L’Italia, sulla base delle tabelle di spesa pubblicate da Il Fatto, si caratterizzata per essere un paese con una spesa relativamente elevata nei segmenti iniziali dell’istruzione, comparativamente ad altri paesi europei, ma arretrando gradualmente a livello secondario e rimanendo distanziato in modo netto a livello terziario.
Questo sbilanciamento della spesa è in parte giustificato dal fatto che il nostro paese ha dovuto recuperare negli ultimi decenni del secolo scorso un divario di scolaritàrispetto alle medie europee, necessità che spinse i Governi di allora a investire consistenti risorse nei segmenti dell’istruzione dell’obbligo, fino ad arrivare a introdurre lo schema di due insegnanti per classe in presenza del tempo pieno. La numerosità degli insegnanti, scrive sempre Il Fatto, faceva premio sui loro livelli retributivi (tra i più bassi dell’Europa), ma l’effetto complessivo era un gonfiamento della spesa, di cui si ravvisano ancora gli effetti di trascinamento.
Se a questo si aggiunge il fatto che circa un insegnante su sette è di sostegno, si comprende come sia possibile combinare costi complessivi elevati e bassi livelli retributivi.
Nel corso dell’ultimo decennio la situazione si è parzialmente modificata per effetto dei tagli introdotti dai Governi di centro-destra e nel 2011 l’Italia spendeva il 3,1 per cento del Pil in istruzione primaria e secondaria, contro una media europea (a 21 paesi) del 3,6 per cento, mentre le corrispondenti cifre per il livello terziario (che in Italia è rappresentato quasi esclusivamente dal segmento universitario) erano pari rispettivamente a 1 per cento e 1,4 per cento.
Per entrambi, il divario con l’Europa si è allargato di circa 5 punti percentuali, ma il dato è palesemente peggiore nel caso del livello universitario (dove raggiunge quasi il 30 per cento) rispetto al livello dell’obbligo (dove il divario è dimezzato, essendo pari al 14 per cento).
La dinamica temporale a partire dal 2008 segnala una riduzione nei livelli di spesa di circa 3 punti percentuali all’anno, che viene accentuata dalla dinamica della produzione in calo sia nel 2009 che nel 2011, a fronte di una leggera crescita della spesa di 1-2 punti percentuali a livello europeo. Solo nell’ultimo anno sembrerebbe segnalarsi una inversione di tendenza, tuttavia a saldi complessivi ancora calanti.
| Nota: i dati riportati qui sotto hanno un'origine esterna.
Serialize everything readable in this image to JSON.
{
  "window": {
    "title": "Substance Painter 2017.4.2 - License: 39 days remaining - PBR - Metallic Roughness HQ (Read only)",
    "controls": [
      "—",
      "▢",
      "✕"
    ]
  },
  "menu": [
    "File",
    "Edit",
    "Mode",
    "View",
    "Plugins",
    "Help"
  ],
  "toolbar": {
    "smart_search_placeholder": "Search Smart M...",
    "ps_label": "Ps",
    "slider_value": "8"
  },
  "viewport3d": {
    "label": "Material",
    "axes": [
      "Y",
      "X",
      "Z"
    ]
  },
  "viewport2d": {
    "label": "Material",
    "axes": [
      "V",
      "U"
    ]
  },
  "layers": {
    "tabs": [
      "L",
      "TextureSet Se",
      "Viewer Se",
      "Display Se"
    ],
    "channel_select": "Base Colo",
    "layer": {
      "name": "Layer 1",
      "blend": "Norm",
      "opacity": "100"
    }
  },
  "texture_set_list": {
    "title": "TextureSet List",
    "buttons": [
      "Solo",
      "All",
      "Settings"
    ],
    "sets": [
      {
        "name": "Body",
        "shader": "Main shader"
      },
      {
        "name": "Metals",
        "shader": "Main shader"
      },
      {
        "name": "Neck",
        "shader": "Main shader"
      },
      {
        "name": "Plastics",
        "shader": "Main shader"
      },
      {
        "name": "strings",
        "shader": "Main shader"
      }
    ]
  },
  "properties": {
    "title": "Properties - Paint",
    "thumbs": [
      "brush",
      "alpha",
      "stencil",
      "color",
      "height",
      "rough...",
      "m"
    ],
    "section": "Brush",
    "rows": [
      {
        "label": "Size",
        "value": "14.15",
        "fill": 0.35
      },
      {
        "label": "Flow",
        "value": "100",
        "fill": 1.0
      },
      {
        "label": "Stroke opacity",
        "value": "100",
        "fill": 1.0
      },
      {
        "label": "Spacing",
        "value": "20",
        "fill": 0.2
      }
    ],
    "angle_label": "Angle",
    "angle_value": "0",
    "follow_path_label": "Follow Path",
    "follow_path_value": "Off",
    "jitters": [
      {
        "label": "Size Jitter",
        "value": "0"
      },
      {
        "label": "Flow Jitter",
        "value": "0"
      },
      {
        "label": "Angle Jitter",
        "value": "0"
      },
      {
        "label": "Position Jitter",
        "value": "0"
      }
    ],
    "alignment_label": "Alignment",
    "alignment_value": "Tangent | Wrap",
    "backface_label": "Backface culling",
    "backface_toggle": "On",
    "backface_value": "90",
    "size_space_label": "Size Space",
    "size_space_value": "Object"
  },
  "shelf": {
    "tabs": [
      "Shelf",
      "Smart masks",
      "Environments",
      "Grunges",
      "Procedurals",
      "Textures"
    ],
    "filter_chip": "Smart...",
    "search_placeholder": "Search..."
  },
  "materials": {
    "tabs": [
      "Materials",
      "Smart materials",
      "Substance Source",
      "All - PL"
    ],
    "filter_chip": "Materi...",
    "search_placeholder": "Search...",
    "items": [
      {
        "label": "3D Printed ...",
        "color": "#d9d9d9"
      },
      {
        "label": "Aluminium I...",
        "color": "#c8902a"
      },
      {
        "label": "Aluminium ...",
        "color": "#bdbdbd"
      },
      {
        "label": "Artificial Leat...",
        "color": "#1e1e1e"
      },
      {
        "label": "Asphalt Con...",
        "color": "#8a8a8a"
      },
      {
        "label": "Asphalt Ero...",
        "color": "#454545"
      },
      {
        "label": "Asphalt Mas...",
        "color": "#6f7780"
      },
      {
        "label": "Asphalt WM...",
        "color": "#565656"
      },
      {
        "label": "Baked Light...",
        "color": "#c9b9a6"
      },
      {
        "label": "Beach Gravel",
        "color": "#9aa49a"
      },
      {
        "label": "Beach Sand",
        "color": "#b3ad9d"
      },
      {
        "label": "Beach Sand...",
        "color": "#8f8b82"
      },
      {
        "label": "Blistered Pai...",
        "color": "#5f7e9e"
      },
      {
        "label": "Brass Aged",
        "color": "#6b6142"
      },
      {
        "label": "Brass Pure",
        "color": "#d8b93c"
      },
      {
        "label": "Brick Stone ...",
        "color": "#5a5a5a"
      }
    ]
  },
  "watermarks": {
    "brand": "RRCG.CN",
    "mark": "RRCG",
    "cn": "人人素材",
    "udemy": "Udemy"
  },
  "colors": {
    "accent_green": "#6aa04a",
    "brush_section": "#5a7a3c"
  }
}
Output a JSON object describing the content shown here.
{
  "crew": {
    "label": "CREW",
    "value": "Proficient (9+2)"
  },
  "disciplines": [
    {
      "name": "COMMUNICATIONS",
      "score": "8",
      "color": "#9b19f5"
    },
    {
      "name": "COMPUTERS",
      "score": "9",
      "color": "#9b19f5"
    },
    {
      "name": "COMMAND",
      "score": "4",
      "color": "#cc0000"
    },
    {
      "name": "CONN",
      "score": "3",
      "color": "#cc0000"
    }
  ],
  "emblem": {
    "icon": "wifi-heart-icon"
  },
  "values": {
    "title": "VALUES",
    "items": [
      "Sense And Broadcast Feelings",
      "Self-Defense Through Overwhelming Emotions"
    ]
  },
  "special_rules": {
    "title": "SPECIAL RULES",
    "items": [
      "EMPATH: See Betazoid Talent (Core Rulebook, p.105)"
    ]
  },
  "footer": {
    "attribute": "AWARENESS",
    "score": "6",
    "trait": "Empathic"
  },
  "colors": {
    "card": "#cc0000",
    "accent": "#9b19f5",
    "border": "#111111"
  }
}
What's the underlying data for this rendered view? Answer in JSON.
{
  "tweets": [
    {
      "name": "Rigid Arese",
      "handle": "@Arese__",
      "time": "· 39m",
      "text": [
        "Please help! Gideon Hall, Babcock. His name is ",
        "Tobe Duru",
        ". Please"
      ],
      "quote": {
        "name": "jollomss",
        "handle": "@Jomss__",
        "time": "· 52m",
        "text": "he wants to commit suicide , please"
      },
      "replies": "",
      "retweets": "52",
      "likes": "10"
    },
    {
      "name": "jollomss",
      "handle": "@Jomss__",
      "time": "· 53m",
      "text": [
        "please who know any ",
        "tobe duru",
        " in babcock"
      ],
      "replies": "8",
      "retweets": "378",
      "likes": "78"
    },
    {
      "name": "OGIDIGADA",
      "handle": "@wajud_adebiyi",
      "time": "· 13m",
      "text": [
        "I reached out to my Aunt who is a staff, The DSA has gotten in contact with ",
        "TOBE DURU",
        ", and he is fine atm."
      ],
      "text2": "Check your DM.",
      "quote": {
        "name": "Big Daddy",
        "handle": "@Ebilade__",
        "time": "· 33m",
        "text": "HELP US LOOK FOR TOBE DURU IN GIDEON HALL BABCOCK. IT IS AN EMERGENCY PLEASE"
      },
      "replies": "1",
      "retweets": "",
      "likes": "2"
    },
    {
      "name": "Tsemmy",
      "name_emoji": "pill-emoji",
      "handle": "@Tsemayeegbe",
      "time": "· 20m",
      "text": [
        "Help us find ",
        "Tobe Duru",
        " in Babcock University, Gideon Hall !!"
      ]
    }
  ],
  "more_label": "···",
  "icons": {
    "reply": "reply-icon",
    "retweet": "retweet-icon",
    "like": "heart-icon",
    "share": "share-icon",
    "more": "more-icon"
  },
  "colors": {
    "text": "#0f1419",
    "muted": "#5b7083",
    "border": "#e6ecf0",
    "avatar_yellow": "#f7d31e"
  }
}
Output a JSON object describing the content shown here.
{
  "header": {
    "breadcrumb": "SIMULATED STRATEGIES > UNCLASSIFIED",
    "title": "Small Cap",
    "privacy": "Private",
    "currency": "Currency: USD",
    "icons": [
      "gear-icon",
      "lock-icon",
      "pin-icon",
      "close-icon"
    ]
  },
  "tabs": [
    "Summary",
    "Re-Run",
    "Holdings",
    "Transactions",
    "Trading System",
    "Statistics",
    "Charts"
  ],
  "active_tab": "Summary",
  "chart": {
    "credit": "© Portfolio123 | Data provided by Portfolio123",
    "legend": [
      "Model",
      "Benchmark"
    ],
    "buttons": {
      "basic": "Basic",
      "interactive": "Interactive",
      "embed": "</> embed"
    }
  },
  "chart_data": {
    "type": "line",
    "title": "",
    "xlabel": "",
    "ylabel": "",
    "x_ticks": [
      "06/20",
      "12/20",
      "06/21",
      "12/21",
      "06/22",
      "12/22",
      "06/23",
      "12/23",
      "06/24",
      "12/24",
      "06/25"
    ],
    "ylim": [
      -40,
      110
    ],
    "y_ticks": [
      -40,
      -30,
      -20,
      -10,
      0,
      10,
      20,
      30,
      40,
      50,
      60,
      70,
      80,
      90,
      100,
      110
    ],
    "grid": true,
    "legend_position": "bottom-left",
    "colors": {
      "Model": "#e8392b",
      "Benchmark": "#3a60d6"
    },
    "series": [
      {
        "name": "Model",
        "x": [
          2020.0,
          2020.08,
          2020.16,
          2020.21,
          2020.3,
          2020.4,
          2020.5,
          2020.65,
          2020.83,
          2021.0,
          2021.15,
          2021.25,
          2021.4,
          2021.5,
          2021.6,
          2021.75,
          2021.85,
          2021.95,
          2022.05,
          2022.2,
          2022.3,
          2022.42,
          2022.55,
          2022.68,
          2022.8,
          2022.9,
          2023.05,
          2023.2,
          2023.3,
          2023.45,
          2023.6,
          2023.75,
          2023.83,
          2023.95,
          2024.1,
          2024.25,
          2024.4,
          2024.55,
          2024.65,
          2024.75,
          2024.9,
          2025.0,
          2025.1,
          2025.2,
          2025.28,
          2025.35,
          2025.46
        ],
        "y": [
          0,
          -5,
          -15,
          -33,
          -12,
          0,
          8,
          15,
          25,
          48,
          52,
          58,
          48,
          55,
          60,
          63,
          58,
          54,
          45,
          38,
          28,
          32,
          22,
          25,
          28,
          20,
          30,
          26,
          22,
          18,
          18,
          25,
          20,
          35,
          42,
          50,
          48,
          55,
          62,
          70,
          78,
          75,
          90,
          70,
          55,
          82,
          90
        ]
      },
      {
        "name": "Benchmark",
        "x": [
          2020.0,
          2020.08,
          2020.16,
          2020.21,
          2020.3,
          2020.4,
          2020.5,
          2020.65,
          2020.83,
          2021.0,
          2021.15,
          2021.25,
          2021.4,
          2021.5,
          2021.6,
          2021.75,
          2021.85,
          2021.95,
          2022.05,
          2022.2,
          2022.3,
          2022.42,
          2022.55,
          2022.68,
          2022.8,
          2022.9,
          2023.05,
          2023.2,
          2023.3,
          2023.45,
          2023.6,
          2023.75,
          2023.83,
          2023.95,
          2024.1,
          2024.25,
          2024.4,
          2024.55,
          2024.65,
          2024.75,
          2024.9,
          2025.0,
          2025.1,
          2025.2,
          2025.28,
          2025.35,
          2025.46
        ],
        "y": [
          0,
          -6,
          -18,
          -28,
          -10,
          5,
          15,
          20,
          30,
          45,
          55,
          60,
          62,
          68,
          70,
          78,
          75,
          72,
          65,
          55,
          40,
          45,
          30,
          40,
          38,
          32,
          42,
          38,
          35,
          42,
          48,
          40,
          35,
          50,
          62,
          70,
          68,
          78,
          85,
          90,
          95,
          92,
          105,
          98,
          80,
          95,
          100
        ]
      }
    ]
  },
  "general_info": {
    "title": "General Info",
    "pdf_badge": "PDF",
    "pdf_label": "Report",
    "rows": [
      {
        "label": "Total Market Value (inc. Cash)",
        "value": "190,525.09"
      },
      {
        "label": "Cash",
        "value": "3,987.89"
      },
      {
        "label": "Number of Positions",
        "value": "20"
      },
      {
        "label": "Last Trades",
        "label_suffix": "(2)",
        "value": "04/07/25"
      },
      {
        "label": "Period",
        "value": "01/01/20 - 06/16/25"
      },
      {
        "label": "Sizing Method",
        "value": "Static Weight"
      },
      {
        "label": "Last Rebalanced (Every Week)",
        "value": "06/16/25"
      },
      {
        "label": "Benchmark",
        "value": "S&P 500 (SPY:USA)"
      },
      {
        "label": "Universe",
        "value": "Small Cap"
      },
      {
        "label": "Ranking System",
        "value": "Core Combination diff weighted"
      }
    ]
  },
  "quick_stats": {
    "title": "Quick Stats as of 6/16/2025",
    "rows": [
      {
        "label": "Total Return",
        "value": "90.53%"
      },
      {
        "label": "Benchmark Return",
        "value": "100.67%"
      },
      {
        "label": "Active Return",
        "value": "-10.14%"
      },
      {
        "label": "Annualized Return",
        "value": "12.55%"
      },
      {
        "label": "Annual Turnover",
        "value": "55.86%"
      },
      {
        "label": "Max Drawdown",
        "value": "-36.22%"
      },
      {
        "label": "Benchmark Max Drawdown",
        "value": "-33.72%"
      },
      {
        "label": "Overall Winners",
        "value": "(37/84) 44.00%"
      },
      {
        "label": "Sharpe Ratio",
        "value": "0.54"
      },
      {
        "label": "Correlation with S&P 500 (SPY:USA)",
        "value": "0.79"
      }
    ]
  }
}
Nel 2012 (ultimo dato disponibile), la quota di 15-19enni iscritti a scuola in Italia era pari all’81 per cento, contro una media europea del 87 per cento, mentre gli stessi valori scendono rispettivamente al 21 per cento e 29 per cento quando si consideri l’istruzione a livello universitario.
La spesa in istruzione è dunque calata in anni in cui la domanda stava crescendo
Le iscrizioni universitarie, che avevano seguito un trend decennale crescente e che si erano accelerate con la piena entrata in vigore della riforma del 3+2 nel 2005, rallentano fino all’inversione di tendenza nel 2008. Le iscrizioni cessano di crescere anche a livello di scuola secondaria a partire dal 2010, dopo aver raggiunto il picco (relativamente agli altri paesi europei) nel 2008.
Osserviamo quindi un andamento divergente tra atteggiamento della politica e scelte della collettività, mentre in Italia non abbiamo alcuna garanzia che l’espansione temporanea (e la successiva riduzione) della domanda di istruzione sia egualmente diffusa tra i diversi ceti sociali. Piuttosto vi è evidenza che, almeno nel caso della riforma del 3+2, essa abbia coinvolto principalmente ceti fino a quel momento socialmente esclusi dalla formazione universitaria. Quegli stessi ceti che di fronte al peggioramento delle prospettive sul mercato del lavoro e alla riduzione dei sussidi pubblici hanno preferito fare un passo indietro.